Berufung: Absicht der Zurückweisung nach §522 ZPO wegen Verjährung und unwirksamer AGB-Klausel

ZivilrechtMietrechtSchuldrecht (Verjährungsrecht)Sonstig

KI-Zusammenfassung

Die Kammer teilt mit, sie beabsichtige, die Berufung nach §522 Abs.2 ZPO durch Beschluss zurückzuweisen; der Berufungsklägerin wird binnen zwei Wochen Gelegenheit zur Stellungnahme und ggf. Rücknahme aus Kostengründen gegeben.
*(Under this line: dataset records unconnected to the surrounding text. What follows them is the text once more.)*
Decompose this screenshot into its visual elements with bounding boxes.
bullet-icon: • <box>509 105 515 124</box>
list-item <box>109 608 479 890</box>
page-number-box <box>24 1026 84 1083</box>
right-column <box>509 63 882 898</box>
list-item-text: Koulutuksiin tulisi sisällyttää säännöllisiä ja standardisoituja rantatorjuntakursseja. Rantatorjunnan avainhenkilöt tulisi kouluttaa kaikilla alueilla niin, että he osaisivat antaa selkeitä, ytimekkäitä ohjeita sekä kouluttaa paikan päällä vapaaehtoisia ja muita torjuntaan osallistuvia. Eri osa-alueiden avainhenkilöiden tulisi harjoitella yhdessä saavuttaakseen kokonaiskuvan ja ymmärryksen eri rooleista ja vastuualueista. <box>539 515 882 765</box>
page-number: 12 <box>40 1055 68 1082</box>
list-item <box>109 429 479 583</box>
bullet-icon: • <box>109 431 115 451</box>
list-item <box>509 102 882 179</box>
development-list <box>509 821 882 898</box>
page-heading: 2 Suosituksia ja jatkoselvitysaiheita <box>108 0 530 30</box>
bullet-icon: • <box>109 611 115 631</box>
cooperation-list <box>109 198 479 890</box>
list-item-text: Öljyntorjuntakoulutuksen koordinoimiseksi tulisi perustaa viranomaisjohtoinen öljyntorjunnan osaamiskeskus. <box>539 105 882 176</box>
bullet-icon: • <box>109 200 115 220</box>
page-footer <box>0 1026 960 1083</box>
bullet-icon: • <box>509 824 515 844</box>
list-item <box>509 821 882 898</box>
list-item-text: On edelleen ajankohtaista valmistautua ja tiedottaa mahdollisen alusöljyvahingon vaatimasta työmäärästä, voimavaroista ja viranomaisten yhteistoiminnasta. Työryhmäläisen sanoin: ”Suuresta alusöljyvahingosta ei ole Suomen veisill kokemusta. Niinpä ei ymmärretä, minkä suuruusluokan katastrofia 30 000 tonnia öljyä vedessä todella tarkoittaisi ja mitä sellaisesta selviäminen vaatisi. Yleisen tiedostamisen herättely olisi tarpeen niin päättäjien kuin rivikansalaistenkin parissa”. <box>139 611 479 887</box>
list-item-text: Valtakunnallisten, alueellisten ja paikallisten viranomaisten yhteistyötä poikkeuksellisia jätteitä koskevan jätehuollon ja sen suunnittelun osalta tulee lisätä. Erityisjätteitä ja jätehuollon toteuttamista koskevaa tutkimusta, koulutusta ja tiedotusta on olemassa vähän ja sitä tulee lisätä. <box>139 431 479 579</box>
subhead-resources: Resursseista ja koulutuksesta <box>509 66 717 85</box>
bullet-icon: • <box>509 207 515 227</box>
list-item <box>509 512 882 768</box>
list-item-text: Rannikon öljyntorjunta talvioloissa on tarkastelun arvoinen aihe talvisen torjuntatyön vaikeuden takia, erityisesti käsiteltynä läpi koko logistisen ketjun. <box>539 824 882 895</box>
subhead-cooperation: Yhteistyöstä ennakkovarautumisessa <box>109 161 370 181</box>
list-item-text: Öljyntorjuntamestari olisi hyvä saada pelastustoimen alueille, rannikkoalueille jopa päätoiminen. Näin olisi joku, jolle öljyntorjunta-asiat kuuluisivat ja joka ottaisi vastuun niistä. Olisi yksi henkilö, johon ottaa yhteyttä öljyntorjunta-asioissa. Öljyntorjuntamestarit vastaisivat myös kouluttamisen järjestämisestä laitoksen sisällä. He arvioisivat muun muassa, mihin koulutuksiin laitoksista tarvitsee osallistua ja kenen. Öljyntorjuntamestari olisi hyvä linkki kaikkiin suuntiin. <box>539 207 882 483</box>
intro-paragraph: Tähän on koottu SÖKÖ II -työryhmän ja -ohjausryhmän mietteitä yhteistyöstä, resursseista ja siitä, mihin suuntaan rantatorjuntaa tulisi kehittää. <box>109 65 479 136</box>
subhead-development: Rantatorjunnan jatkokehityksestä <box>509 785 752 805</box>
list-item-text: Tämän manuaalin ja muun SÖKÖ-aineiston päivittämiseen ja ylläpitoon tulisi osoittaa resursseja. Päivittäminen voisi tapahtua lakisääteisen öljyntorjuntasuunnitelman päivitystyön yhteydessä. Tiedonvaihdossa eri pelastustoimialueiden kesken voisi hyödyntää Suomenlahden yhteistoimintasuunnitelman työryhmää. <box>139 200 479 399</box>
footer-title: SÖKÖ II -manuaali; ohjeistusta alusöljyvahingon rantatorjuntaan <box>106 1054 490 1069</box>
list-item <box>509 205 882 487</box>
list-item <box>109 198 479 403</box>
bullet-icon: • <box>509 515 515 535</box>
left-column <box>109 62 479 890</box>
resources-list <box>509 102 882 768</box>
Die Kammer sieht keine Aussicht auf Erfolg: Das Amtsgericht hat die Klage wegen Verjährung nach §548 Abs.1 BGB zu Recht abgewiesen. Die in §12 des Mietvertrags enthaltene Verlängerung der Verjährungsfrist ist nach §307 BGB unwirksam, insbesondere die Regelung zur Adressmitteilung und die damit verbundene Hemmung bis zu fünf Jahren.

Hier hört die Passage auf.